Just two days after Hitler’s new government was sworn in in February 1933, a Nazi newspaper published an article about an “art swamp in Germany.” Its purpose was to draw attention to the “Jewish domination” of the Dusseldorf Academy. From then on, the campaign against modernist art became more widespread.
The chilling story of using art to instill a new political order in Germany culminated in “Entartete Kunst,” or degenerate art, an exhibition the Nazis mounted in Munich in 1937 which after its opening traveled to German and Austrian cities until 1941. Through meticulous research the Neue has managed to borrow about 50 paintings and sculptures, 30 works on paper which were in the original 1937 show.
As curator Dr. Olaf Peters explains in the must-read catalog: “Modernism… was depicted here as a pathological undertaking that had been strategically pushed through by a small, Jewish clique at the cost of German art.” Hitler called modern art “monstrosities of madness.” The art he admired was inspired by the past, by classical Greece and the Italian Renaissance. In contrast, Hitler referred to the works of such artists as George Grosz, Paul Klee, Oskar Kokoschka among many others on view at the Neue show as degenerate, “subhuman” or “insane.”
It is estimated that from about 1935 the Nazis purged German and Austrian museums of some 20,000 works many of which ended up in the 1937 Munich Degenerate Art show. Roughly one-third of those works were sold at auction and elsewhere to generate funds for the Nazi government. Others were destroyed in a Berlin bonfire, and the rest have for the moment, disappeared.

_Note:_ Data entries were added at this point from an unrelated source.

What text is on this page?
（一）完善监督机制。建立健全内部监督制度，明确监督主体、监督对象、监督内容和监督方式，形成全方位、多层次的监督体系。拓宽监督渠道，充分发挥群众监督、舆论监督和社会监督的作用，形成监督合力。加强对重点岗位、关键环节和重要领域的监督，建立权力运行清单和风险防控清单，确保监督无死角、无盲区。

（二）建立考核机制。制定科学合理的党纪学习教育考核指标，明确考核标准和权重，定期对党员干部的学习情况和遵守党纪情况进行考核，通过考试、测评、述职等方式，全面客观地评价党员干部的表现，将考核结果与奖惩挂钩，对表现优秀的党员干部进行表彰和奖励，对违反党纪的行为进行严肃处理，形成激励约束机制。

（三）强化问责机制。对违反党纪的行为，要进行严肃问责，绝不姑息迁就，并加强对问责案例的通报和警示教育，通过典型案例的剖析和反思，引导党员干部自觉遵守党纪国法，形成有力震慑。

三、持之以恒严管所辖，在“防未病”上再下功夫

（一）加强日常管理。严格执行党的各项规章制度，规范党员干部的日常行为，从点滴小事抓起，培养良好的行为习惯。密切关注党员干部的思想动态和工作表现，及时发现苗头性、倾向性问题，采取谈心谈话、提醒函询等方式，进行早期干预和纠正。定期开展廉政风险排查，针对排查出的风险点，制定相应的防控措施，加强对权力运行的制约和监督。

What exactly did Hitler hate? Art tainted with Cubism, Expressionism, Futurism, Dadaism, and Constructivism (but not all of the latter) as well as Bauhaus modern architecture and furniture. (It was not made of wood from good German forests, but leather and steel.) And what did he revere? The best example of Hitler’s taste in art is in the Neue show in a gallery juxtaposing so-called good and bad art. On one wall is a painting that ended up above the mantelpiece in Hitler’s apartment. It is Adolph Ziegler’s triptych, The Four Elements, featuring four youthful, classic blond nudes, personifying the four elements, fire, water, earth, and air. Ziegler was one of Hitler’s favorite artists in the “Greco-Nordic” tradition.
In the same gallery hangs Max Beckmann mystifying triptych, Departure, depicting a crowned king and queen in a boat at sea flanked by panels of suffering, tortured prisoners. Beckmann, whom the Nazis fired from his professorship at the University of Frankfurt, called the center panel “The Homecoming.” According to the artist, the queen carries the “greatest treasure –Freedom as a child in her lap.” After his exile from Germany, Beckmann said…”Freedom is the one thing that matters—it is the departure, the new start.”
Along with Beckmann, the Nazis drove many artists to exile, suicide and early death. According to Hitler, “being German meant being clear.” He demonized modern art and orchestrated a state campaign against distorted or primitive forms, muddy colors, complexity, and ambiguity. Aerial shots of Dresden before and after the war along with two photo murals sum up the show: On one side of a narrow corridor outside of the galleries we see German people lining up to see the Degenerate Art traveling exhibition when it was in Hamburg from November 11-December 30, 1938. On the other side, we see an equally long line of Jews arriving at the Auschwitz-Birkenau railroad station.
The Neue Galerie; www.neuegalerie.org On view through June 30, 2014.